The Fathom Explorer version could be used to inspect wrecks — although it could not reach the same depths as the submersible Alvin, which was used to explore the wreck of the Titanic more than 12,000 feet below the surface. And in an emergency situation like the August 2000 explosion that sank Russia's Kursk submarine, a mobile unit might prove helpful in rescue operations.

Perhaps most important, a ocean base would offer a view of the unexpected.

Oceans cover 70 percent of the world's surface, but because the deep is an unforgiving environment for humans, little has been explored. Scientists estimate more than 90 percent of the ocean environment remains unknown and unseen. An ocean base, particularly one that offers a section with normal air pressure, could potentially offer an easy-access window to surprise forms of sea life.

As Sylvia Earle, a renowned diver and former chief scientist at NOAA, has argued, the best way to make new discoveries is to put people underwater.

Man or Machine?

But some argue the easiest, least dangerous way to peer into the deep is through remote instruments. In fact, the current debate over how to allocate funding to ocean research projects sounds a lot like the debate that has raged within NASA for years: Is it better to send people or machines to space?

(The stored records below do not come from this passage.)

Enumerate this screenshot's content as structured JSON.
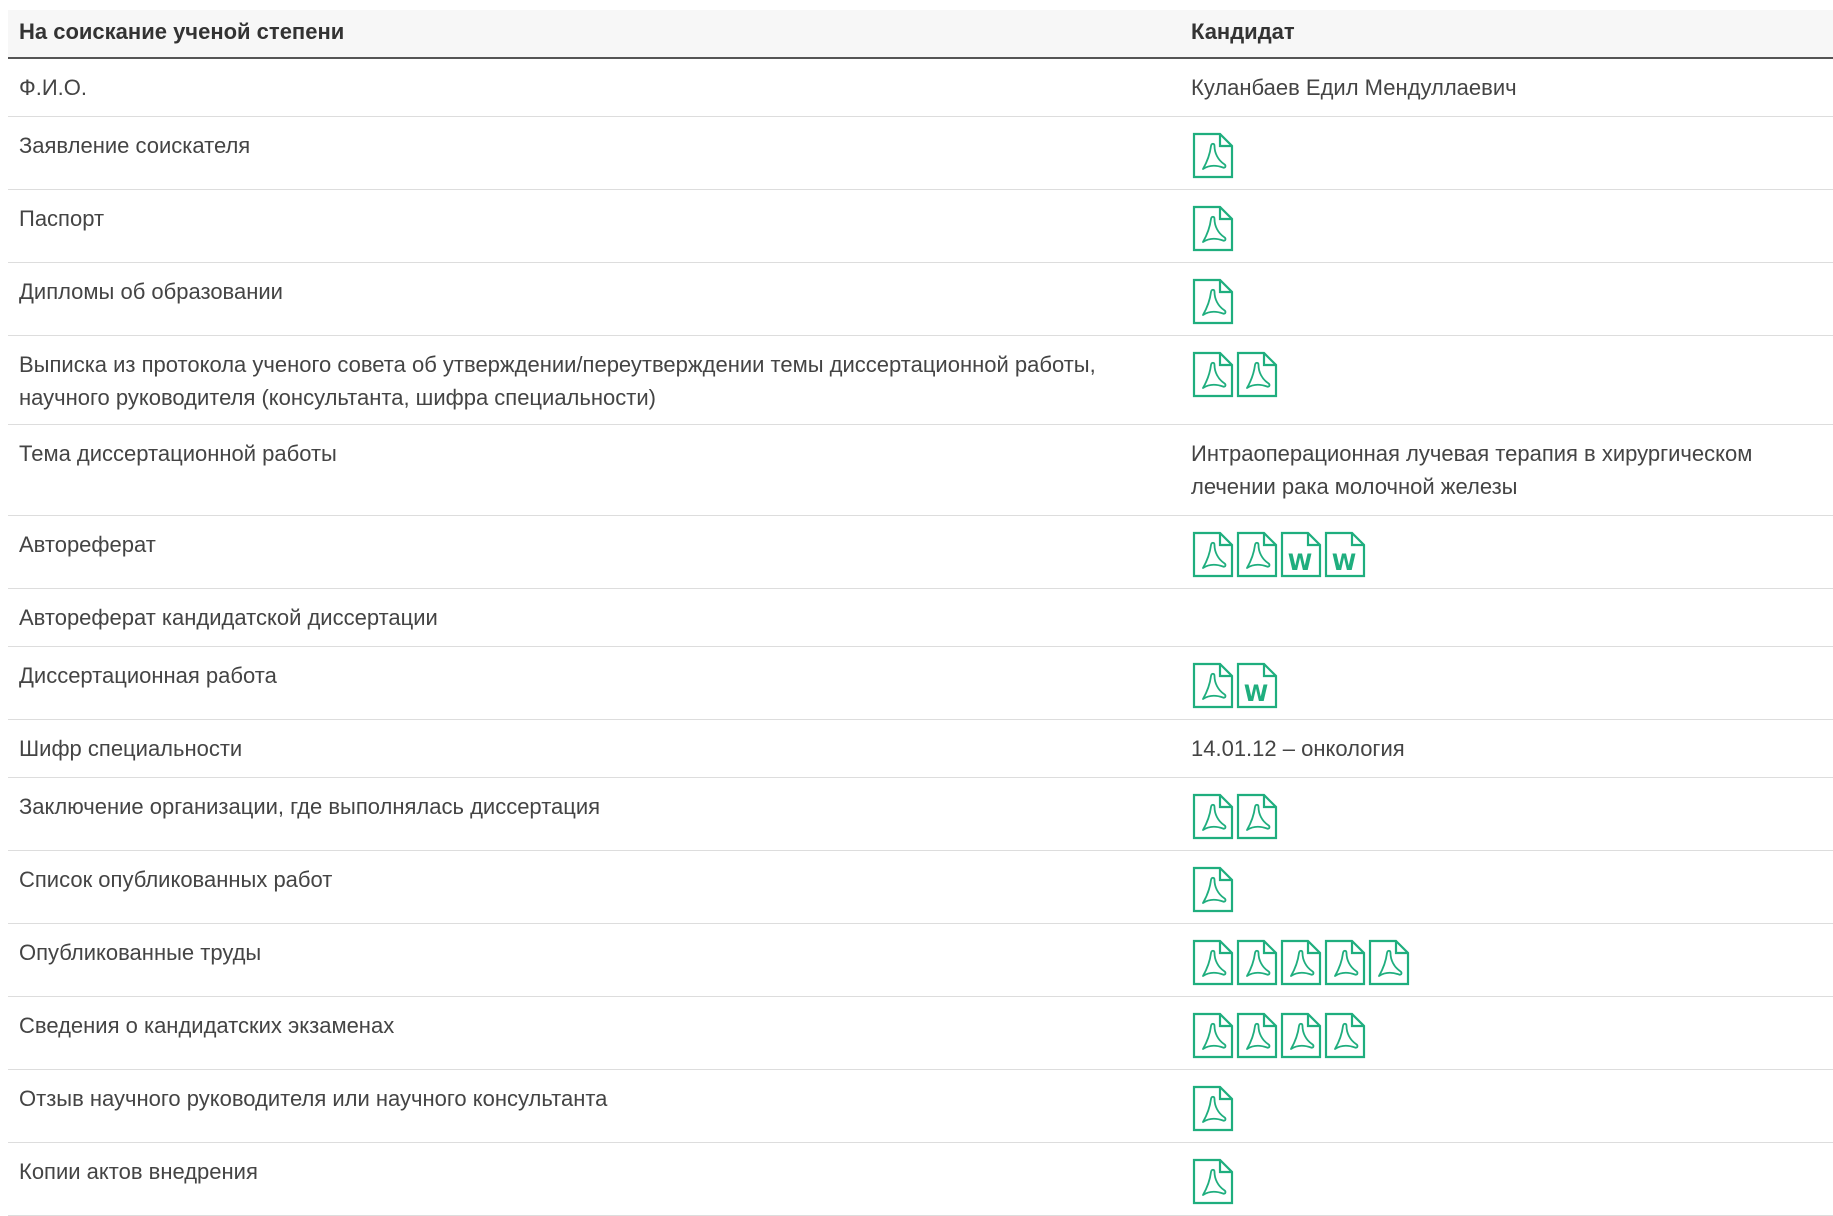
{
  "colors": {
    "accent": "#1fae7e",
    "text": "#444444",
    "border": "#dddddd"
  },
  "table": {
    "headers": [
      "На соискание ученой степени",
      "Кандидат"
    ],
    "rows": [
      {
        "label": "Ф.И.О.",
        "value": "Куланбаев Едил Мендуллаевич",
        "files": []
      },
      {
        "label": "Заявление соискателя",
        "value": "",
        "files": [
          "pdf"
        ]
      },
      {
        "label": "Паспорт",
        "value": "",
        "files": [
          "pdf"
        ]
      },
      {
        "label": "Дипломы об образовании",
        "value": "",
        "files": [
          "pdf"
        ]
      },
      {
        "label": "Выписка из протокола ученого совета об утверждении/переутверждении темы диссертационной работы, научного руководителя (консультанта, шифра специальности)",
        "value": "",
        "files": [
          "pdf",
          "pdf"
        ]
      },
      {
        "label": "Тема диссертационной работы",
        "value": "Интраоперационная лучевая терапия в хирургическом лечении рака молочной железы",
        "files": []
      },
      {
        "label": "Автореферат",
        "value": "",
        "files": [
          "pdf",
          "pdf",
          "word",
          "word"
        ]
      },
      {
        "label": "Автореферат кандидатской диссертации",
        "value": "",
        "files": []
      },
      {
        "label": "Диссертационная работа",
        "value": "",
        "files": [
          "pdf",
          "word"
        ]
      },
      {
        "label": "Шифр специальности",
        "value": "14.01.12 – онкология",
        "files": []
      },
      {
        "label": "Заключение организации, где выполнялась диссертация",
        "value": "",
        "files": [
          "pdf",
          "pdf"
        ]
      },
      {
        "label": "Список опубликованных работ",
        "value": "",
        "files": [
          "pdf"
        ]
      },
      {
        "label": "Опубликованные труды",
        "value": "",
        "files": [
          "pdf",
          "pdf",
          "pdf",
          "pdf",
          "pdf"
        ]
      },
      {
        "label": "Сведения о кандидатских экзаменах",
        "value": "",
        "files": [
          "pdf",
          "pdf",
          "pdf",
          "pdf"
        ]
      },
      {
        "label": "Отзыв научного руководителя или научного консультанта",
        "value": "",
        "files": [
          "pdf"
        ]
      },
      {
        "label": "Копии актов внедрения",
        "value": "",
        "files": [
          "pdf"
        ]
      }
    ]
  }
}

"When you send people into the ocean, you need to worry about safety and time is limited to some extent," says Larry Clark of the National Science Foundation's Ocean Research Section. "Ocean processes often work over long periods, which instruments are best suited to study."

Others argue studying the deep ocean is a step-by-step process. As in space exploration, they say, we should begin by sending more robotic devices to the deep, then eventually develop habitats for human observation.

"My gut feeling is a deep-water station at this point is premature," says Richard Lutz, director of Rutgers University's Center for Deep Sea Ecology and Biotechnology in New Brunswick, N.J. "And I think when we do get one, we'd want to be dealing with deeper water than 600 feet."

Steven Miller, director of NOAA's Aquarius sea lab, which is used for research as well as for training astronauts to live in tightly controlled, small quarters, also remains unconvinced a deep water station is now worth its price tag.

"Cost is a big deal these days and when you have tax-supported programs, you really need to justify the ends," he says. "I'm not sure there is a need at this point … but I have an open mind."